The union has also published detailed proposed limits on the number of teaching hours worked by senior staff. Heads in all but the smallest schools would never have to teach. Even in these schools, the absolute limit would be 10 per cent of time spent teaching.

David Hart, NAHT general secretary, said that Labour’s promise to deliver dramatic improvements in schools would founder unless it addressed “inadequate” staffing levels. Some 44,000 new teachers were needed for English and Welsh schools to match average pupil-teacher ratios in countries included in a recent Organisation for Economic Co-operation and Development study.

Successive governments had demanded improvements incessantly over the past decade but with no major increase in staffing, he said.

Both the NAHT and SHA want ministers to measure every new initiative’s likely impact on workload. SHA is also calling for a maximum of 20 hours a week contact time.

The submission comes after General Teaching Council members called last week for teachers to have more time for paperwork. The council wants ministers to make “every policy a retention policy” - assessing initiatives’ likely impact on teacher morale.

Consultants PricewaterhouseCoopers are carrying out the workload review in 100 schools. This conclusion was extracted from ministers in the face of industrial action from the two largest classroom unions over teacher shortages in the spring.

The review will report to a steering group, chaired by Education Secretary Estelle Morris and including union leaders and employers, which is to make recommendations to the school teachers’ review body by next January.

A Government spokeswoman would not say whether ministers would accept the proposals.

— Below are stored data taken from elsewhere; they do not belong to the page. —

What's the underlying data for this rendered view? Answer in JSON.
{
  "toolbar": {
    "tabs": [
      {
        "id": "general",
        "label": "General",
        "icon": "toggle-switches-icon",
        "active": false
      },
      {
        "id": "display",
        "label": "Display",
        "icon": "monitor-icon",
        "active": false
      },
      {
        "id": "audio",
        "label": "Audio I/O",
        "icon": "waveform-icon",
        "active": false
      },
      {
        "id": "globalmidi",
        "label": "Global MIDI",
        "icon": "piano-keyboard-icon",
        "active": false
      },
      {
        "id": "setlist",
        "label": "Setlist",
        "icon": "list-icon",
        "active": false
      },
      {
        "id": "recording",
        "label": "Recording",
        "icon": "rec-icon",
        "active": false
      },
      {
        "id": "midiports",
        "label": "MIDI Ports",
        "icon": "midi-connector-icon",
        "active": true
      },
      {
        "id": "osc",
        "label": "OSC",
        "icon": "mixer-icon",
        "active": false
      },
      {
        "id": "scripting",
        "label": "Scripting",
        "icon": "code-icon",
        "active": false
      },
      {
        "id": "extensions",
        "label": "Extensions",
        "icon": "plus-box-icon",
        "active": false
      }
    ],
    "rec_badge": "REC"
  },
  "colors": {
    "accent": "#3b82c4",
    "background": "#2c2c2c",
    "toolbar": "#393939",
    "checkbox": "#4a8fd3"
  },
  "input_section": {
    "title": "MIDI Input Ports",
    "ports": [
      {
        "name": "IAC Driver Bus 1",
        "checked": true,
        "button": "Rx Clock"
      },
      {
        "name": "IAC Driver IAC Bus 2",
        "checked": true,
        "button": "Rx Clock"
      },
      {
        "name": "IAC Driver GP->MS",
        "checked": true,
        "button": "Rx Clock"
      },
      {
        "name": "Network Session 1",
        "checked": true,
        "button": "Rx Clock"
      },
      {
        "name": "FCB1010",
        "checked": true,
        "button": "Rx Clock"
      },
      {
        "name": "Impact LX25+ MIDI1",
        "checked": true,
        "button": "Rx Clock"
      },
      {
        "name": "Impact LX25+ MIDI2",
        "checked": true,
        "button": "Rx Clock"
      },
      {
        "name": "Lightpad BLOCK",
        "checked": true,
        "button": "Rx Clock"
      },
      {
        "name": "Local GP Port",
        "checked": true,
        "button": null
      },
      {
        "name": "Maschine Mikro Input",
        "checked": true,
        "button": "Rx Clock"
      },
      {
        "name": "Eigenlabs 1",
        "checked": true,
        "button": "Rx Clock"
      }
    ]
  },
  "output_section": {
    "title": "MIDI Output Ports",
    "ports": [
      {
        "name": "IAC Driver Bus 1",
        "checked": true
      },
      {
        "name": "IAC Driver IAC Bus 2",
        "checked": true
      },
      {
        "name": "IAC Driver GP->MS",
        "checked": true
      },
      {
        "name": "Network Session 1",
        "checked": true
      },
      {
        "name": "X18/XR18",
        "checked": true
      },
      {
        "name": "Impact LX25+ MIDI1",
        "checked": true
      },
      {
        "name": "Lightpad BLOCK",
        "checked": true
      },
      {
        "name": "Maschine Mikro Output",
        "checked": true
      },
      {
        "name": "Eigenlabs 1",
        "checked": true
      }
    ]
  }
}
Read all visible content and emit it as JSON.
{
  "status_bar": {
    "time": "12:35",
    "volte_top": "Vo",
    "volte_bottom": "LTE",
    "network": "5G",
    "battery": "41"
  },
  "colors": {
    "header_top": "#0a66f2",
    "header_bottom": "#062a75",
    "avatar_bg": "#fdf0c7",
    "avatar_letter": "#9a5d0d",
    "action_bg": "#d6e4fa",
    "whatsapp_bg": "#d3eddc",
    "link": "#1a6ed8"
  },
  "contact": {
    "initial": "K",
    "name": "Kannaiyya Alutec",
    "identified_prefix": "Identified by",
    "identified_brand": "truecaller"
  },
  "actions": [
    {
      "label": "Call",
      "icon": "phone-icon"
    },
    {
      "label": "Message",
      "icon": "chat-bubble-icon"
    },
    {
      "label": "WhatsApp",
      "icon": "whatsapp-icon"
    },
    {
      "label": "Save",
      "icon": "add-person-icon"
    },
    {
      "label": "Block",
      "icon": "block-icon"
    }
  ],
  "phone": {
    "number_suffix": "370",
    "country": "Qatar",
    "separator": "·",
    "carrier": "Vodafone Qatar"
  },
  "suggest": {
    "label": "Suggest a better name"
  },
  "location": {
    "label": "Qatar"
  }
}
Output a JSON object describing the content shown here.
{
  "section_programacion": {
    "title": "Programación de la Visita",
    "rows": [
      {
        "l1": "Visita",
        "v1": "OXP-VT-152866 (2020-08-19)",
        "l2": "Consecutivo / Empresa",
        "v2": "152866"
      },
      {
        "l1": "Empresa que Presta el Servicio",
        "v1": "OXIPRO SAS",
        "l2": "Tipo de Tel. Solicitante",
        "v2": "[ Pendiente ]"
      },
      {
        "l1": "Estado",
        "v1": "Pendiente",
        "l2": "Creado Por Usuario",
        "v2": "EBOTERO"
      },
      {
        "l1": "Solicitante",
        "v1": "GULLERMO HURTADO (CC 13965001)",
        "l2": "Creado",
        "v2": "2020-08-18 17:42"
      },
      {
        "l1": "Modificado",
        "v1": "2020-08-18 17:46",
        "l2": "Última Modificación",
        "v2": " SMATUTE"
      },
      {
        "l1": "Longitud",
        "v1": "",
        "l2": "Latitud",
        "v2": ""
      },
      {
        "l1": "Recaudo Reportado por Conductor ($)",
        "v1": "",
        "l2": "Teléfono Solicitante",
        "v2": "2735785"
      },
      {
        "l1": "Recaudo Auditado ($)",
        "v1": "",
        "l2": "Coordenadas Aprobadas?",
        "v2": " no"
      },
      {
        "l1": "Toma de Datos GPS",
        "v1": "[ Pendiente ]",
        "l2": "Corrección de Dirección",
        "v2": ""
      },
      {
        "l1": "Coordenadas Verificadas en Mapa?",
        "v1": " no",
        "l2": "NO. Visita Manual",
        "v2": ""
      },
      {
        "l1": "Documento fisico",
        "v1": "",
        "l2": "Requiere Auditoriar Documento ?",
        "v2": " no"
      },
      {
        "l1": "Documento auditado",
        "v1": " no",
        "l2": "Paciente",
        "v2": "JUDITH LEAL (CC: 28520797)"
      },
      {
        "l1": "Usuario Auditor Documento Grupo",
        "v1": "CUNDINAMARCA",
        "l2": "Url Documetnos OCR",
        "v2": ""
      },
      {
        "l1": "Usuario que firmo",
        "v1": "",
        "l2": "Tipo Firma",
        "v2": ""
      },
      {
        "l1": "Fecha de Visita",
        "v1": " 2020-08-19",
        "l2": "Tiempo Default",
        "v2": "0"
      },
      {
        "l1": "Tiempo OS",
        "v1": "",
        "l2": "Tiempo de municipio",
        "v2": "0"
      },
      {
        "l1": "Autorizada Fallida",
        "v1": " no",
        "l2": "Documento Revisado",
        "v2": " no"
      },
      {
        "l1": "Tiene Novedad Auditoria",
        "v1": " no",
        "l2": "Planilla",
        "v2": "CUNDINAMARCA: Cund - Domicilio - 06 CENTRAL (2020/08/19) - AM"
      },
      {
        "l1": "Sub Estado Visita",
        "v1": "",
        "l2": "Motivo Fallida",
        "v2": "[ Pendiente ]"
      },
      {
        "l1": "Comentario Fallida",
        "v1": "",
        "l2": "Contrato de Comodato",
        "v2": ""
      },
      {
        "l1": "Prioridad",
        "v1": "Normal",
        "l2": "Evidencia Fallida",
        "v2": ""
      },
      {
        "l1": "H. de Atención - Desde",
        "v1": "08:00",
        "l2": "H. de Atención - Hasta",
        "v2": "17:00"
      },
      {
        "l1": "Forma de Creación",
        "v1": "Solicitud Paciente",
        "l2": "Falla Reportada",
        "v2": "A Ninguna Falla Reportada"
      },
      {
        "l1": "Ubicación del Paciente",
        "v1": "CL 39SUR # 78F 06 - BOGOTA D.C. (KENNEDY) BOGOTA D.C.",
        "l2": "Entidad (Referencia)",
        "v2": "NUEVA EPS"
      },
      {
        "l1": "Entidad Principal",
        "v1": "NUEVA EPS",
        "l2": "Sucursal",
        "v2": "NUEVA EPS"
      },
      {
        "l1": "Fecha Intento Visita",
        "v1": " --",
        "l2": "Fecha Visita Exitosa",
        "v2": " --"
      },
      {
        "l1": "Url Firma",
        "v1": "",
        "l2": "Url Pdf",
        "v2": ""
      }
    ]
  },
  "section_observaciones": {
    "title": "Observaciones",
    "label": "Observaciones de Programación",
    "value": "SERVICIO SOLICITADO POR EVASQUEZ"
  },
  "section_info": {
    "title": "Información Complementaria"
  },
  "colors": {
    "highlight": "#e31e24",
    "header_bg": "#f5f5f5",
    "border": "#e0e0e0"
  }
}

The inquiry aimed to ensure that teachers did not have to deal with “excessive” bureaucracy, she added.

Mr Hart said: “We have been expected to deliver better and better productivity with the same labour force. That’s got to stop.”

Leader, 26

HOW THE EXTRA MONEY WOULD BE SPENT

NAHT proposals:

* 21,000 extra teachers, annual cost: pound;420 million.

* 17,000 extra bursars: pound;340 million.

* 28,000 extra administrative assistants, pound;364 million.

* No limit on teachers’ working week. Would consider limits on teachers’ working year.

* Defined management time for school leaders * All new initiatives to be costed in terms of school leader and teacher time.

SHA proposals:

* No limit on working week. Would not oppose limits on teachers’ working year.

* A “significant increase” in administrative and technical support to schools. Minimum of one administrative assistant or technical support staff for every eight teachers.

* Additional admin support for leadership team.

* Maximum class contact time of 20 hours for teachers. Guaranteed non-contact time for school leaders.

* Requirement for all staff to do one hour of cover lesson per week.

* Extra funding for schools in challenging circumstances to allow more admin support for teachers and lighter teaching requirements.

* Teachers to work five additional days, beyond the current 195, for “administration and moderation”.

* Assessment system simplified, students to have external exams in fewer than four years of secondary school.

* Guidance to be issued on how teachers can reduce time spent on pupil assessment and reporting.

* All new initiatives to be costed in terms of teacherschool leader time.

* Schools to be made aware, in full detail, of all new syllubuses and other changes two terms before their introduction.

* No more than one meeting per week for teachers without managerial responsibility.